I completely agree that medical research IRBs provide an excellent ready-to-hand standard to build upon, but this happens at a time when our enemies are nixing IRBs too.

Americans might be interested to learn that the 21st Century Cures Act (which has passed the House and is expected to pass the Senate) appears to mandate free access by "researchers" to the complete medical records of all Americans. The Act specifically says that no-one need ask the permission of any IRB, much less seek a search warrant. Some privacy advocates feel the Act essentially repeals the HIPAA Privacy Rule, the last remaining protection under US law for the personal records of Americans.

> the 21st Century Cures Act (which has passed the House and is expected to pass the Senate) appears to mandate free access by "researchers" to the complete medical records of all Americans.

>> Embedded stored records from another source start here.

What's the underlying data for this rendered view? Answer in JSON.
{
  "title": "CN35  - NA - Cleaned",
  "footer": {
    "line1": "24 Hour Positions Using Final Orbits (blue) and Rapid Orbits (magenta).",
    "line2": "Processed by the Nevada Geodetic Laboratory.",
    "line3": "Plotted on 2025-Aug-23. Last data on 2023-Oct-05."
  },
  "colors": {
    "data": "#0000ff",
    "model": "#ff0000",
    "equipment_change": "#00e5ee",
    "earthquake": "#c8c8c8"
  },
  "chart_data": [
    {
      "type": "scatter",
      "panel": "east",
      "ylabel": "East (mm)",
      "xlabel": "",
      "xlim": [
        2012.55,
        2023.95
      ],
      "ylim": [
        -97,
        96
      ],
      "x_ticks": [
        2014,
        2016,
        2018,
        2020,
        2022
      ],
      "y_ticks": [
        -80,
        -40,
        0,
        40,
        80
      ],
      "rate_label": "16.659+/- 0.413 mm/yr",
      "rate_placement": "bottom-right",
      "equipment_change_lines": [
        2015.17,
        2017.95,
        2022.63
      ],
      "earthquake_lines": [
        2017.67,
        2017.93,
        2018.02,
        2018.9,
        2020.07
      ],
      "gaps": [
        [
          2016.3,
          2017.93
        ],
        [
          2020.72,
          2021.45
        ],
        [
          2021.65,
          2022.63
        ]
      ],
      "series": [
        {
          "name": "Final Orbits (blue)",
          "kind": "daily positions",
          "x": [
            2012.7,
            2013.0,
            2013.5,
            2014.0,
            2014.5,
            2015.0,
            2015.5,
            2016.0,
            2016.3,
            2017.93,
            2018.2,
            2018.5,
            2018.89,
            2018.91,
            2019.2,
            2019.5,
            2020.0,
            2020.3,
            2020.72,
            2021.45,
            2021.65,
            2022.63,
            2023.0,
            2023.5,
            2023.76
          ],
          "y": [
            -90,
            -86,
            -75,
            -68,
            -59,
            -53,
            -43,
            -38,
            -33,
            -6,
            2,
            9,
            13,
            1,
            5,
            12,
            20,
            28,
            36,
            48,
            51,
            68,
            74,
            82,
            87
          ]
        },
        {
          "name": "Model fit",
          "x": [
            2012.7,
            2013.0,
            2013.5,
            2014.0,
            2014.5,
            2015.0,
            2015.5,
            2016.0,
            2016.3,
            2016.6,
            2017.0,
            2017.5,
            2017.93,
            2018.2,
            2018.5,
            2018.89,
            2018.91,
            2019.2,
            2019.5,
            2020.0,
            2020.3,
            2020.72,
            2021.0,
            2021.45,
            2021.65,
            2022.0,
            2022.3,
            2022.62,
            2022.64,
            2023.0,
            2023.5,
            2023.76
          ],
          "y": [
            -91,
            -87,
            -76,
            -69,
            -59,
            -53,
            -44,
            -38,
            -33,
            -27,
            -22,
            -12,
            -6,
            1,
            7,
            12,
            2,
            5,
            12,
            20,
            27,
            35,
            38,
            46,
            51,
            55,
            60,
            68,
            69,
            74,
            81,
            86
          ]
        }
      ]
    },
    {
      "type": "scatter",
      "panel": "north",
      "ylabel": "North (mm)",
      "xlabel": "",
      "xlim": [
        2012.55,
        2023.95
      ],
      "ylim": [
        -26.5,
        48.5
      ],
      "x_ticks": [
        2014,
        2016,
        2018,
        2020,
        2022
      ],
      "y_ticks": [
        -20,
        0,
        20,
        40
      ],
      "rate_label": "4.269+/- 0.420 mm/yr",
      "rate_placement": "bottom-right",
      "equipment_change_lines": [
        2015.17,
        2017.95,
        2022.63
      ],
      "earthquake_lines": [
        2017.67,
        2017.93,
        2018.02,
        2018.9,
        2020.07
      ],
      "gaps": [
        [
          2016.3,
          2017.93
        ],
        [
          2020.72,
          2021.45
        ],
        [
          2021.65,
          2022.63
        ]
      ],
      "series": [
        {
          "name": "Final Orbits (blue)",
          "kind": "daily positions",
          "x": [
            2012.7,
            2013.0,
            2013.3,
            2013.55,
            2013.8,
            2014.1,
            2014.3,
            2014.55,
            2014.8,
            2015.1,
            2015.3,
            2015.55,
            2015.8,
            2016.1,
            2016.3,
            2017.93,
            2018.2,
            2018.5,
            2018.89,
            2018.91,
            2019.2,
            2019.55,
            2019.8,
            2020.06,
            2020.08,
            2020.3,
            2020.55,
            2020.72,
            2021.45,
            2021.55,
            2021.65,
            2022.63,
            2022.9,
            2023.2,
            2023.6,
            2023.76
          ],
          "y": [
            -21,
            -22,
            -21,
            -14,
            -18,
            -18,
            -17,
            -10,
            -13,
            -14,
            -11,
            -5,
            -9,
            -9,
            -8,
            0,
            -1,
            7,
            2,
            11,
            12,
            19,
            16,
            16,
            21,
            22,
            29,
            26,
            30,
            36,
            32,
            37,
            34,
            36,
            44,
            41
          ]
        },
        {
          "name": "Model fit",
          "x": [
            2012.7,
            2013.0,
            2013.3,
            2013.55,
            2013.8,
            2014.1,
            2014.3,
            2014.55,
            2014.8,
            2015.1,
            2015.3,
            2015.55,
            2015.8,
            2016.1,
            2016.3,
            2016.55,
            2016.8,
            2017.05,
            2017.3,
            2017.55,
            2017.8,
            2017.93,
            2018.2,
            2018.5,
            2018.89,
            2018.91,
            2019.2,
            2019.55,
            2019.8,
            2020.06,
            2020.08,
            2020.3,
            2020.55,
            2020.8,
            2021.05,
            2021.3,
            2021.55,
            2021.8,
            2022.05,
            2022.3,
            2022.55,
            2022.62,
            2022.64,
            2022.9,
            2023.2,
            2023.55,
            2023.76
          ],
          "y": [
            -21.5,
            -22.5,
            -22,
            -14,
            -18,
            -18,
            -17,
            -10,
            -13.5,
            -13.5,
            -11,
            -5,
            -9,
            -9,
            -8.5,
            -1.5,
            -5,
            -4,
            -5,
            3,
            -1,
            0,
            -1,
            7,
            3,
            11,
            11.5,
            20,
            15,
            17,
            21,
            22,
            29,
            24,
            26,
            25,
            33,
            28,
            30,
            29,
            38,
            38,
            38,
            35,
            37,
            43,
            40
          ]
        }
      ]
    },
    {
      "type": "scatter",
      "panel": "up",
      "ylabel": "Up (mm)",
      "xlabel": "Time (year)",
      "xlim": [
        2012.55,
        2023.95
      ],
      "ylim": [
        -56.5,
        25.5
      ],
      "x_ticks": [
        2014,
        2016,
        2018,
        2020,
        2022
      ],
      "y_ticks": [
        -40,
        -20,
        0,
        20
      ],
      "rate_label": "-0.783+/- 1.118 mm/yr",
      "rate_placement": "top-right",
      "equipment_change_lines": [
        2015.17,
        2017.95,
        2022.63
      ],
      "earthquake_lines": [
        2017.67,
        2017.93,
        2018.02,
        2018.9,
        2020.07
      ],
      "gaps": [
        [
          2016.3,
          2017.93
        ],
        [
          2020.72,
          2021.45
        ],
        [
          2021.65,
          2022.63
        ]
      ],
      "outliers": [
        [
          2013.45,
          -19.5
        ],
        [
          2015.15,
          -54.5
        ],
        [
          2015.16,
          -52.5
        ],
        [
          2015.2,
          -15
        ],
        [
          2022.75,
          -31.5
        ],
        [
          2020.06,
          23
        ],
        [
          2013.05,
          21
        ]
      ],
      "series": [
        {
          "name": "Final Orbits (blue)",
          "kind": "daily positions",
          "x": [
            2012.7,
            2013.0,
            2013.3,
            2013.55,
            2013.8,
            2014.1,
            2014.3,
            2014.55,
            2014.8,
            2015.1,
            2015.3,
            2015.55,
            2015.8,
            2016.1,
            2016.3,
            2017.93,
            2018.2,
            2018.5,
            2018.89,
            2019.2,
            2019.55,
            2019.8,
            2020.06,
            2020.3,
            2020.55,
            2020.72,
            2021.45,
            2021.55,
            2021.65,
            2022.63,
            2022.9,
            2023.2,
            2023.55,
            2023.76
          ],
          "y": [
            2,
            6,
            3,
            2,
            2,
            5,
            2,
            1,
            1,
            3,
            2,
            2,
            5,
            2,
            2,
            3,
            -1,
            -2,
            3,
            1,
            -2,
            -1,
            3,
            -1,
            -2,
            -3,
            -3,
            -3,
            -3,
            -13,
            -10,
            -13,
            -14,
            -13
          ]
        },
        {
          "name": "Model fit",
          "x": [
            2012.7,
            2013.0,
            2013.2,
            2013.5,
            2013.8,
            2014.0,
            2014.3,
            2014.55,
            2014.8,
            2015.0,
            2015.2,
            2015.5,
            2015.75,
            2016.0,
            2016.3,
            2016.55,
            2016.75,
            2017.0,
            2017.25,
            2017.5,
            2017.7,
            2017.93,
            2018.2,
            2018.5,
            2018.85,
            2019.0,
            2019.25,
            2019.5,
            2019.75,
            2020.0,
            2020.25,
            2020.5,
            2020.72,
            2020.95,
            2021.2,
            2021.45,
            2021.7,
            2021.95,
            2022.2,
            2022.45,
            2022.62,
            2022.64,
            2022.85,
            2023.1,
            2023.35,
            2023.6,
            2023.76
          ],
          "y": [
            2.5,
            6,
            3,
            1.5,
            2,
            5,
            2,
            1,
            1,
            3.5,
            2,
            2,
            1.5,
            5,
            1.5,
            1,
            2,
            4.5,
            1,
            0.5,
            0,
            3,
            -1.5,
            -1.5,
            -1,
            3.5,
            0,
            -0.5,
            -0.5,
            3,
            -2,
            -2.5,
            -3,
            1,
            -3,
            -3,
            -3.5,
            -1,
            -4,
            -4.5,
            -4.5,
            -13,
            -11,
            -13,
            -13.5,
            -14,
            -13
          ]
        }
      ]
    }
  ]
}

The "mental health reform" bills in the US House (HR-2646) and Senate (S-1945) appear to contain similar language encouraging intelligence agencies to go phishing (again) in the private lives of US citizens not reasonably suspected of having done anything wrong.

Americans should ask their doctor to consider using TM for communicating personal medical information.

December 04, 2015

Permalink

Here is another example of what sounds like irresponsible "research" indiscriminately targeting all Tor users:

https://tor.stackexchange.com/questions/9151/how-can-i-log-all-the-keys…
How can I log all the keys that I contact in Tor?
up vote
Shinra
2 Dec 2015

> Is there a command-line switch or set of patches that allow me to dump all of the public keys that pass through my node?

I can only guess what "Shinra" means by "dump all public keys", and I cannot think of any reason why anyone friendly to Tor would want to do that. I presume such an effort would fail with current Tor architecture but possibly some Tor dev should spend some time worth worrying about novel attacks with similar goals.

I suggest that Tor Project try to provide a clearinghouse where Tor users can anonymously (and optionally, non-publicly, since some reports could be de-anonymizing) report suspected attempts to (prepare to) perform ethically questionable or dangerous "observational research" on real people who happen to use Tor. I suggest that the Project be prepared to explain why "observational research" can be just as dangerous as the administration of experimental medications/treatments without obtaining proper informed consent.

August 29, 2017

Permalink

"Don't set up relays that are deliberately dysfunctional (e.g., terminate connections to specific sites)."

In other words, it is not allowed to setup a relay, if you terminate connections to for example child porn websites ? Or to command and control servers used by malware ? I think the TOR project team should reassess these rules. They should not protect criminals abusing TOR, but fight them.